End with a fenced, machine-readable inventory block (also printed when --json is passed) so /lisa:generate-claude-remote-build-script can consume it without re-deriving everything. Secret env entries for active integrations MUST carry acquireUrl, accessScope, and headlessSubstrate so the generator can render acquisition comments into its template:

{
  "packageManager": { "name": "bun", "installCmd": "bun install", "risk": "cloud-proxy" },
  "tools": [
    { "name": "gh", "required": true, "reason": "github-* skills and scripts shell out to gh" },
    { "name": "jq", "required": true, "reason": "hooks and scripts parse JSON" }
  ],
  "tracker": "github",
  "source": "github",
  "env": [
    { "name": "CLAUDE_CODE_EXPERIMENTAL_AGENT_TEAMS", "required": false, "secret": false, "providedBy": "settings.json", "uiAction": "none", "reason": "committed in .claude/settings.json env — applied automatically; do not re-enter in the UI" },
    {
      "name": "GH_TOKEN", "required": true, "secret": true, "integration": "github",
      "reason": "active tracker+source; gh scripts gate on gh auth status",
      "headlessSubstrate": "gh CLI (token)",
      "acquireUrl": "https://github.com/settings/personal-access-tokens",
      "accessScope": "fine-grained PAT on target repo: Contents R/W, Issues R/W, Pull requests R/W, Metadata R; +Workflows R/W if editing .github/workflows; +Projects R/W if using ProjectV2"
    }
  ],
  "mcp": [
    { "name": "linear-server", "transport": "http", "auth": "oauth", "headlessUsable": false, "replacedBy": "LINEAR_API_KEY + Linear GraphQL", "dormant": true }
  ],
  "gaps": [ "auto-memory not synced to cloud", "bun package fetch behind proxy", "OS keychain absent — env-var token form only" ],
  "allowlistDomains": []
}

Delegation and reuse

• Reuse config-resolution semantics (local overrides global) when reading .lisa.config.json / .lisa.config.local.json to decide which integrations are active vs dormant.
• Complementary to /lisa:doctor: doctor answers "is this repo ready to use Lisa locally?"; this skill answers "can this repo run as a remote routine, and what must the cloud env provide?" Do not duplicate doctor's local-readiness checks — focus on the local-vs-cloud delta.
• The companion generator /lisa:generate-claude-remote-build-script consumes this skill's inventory block; keep the block shape stable.

Rules

• Never mutate repository, environment, tracker, or automation state.
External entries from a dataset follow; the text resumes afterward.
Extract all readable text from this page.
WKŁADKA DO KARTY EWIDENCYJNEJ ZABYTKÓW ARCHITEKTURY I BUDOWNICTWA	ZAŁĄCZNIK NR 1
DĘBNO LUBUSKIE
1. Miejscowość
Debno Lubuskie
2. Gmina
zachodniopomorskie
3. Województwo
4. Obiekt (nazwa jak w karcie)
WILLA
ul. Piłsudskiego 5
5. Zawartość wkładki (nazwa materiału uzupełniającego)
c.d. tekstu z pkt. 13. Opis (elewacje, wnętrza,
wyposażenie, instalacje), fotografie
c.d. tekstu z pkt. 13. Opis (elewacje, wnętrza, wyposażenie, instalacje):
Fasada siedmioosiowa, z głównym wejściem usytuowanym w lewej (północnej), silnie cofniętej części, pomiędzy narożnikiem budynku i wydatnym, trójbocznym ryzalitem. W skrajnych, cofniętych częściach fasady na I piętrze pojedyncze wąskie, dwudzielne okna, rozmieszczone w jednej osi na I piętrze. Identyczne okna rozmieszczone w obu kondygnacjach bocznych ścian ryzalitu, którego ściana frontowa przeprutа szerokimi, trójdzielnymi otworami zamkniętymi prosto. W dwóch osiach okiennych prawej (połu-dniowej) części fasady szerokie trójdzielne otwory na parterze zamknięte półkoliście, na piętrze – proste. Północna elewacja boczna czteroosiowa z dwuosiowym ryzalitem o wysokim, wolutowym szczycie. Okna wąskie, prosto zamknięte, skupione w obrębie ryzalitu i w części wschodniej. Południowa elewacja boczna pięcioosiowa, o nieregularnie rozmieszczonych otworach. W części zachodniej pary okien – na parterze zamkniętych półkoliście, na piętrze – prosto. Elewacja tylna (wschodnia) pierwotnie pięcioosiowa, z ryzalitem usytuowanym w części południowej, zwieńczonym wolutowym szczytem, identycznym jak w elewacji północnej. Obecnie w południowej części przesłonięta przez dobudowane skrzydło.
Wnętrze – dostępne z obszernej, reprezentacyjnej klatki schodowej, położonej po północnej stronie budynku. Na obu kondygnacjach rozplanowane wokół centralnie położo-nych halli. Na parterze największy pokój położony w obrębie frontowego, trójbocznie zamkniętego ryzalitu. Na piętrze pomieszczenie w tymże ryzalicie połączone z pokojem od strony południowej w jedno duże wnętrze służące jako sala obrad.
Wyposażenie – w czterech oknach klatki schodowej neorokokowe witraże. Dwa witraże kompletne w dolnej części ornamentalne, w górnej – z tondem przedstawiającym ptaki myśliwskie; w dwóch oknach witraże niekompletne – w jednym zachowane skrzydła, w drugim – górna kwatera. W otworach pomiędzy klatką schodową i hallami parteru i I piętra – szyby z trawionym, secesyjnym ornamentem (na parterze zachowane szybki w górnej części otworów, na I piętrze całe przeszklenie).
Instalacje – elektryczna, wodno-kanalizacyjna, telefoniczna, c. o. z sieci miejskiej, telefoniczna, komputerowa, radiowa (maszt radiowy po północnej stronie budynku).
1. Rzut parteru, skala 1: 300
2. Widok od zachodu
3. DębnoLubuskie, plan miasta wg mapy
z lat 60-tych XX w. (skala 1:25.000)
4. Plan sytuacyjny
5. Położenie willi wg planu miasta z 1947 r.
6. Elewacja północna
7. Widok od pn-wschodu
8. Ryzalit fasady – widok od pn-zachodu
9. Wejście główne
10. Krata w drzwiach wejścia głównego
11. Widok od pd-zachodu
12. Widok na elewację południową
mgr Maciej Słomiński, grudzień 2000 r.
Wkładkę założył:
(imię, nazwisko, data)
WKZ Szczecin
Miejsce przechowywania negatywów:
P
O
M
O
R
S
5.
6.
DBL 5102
This skill is read-only.
• Classify by evidence in the repo, not assumption — cite the file that proves each finding.
• Distinguish active from dormant strictly by the resolved .lisa.config.json config; do not mark a dormant tracker's credentials REQUIRED.
• Never report a GAP as satisfiable by configuration — a gap is a constraint, and the action must be a change of approach, not "set an env var".
• Never invent tools or env vars that no committed file references.
• Credential scopes and acquisition URLs come from the Credential reference table (sourced from Lisa's setup-* skills) — transcribe them exactly; never guess at the access a token needs.
• For the active tracker/source, always report the env-var form of the secret, never the OS keychain form — keychain reads do not work in a cloud routine.
• A browser-OAuth MCP (or interactively-authed CLI) backing an active integration is a GAP; the remediation is its token substrate from the table, not "authenticate the MCP".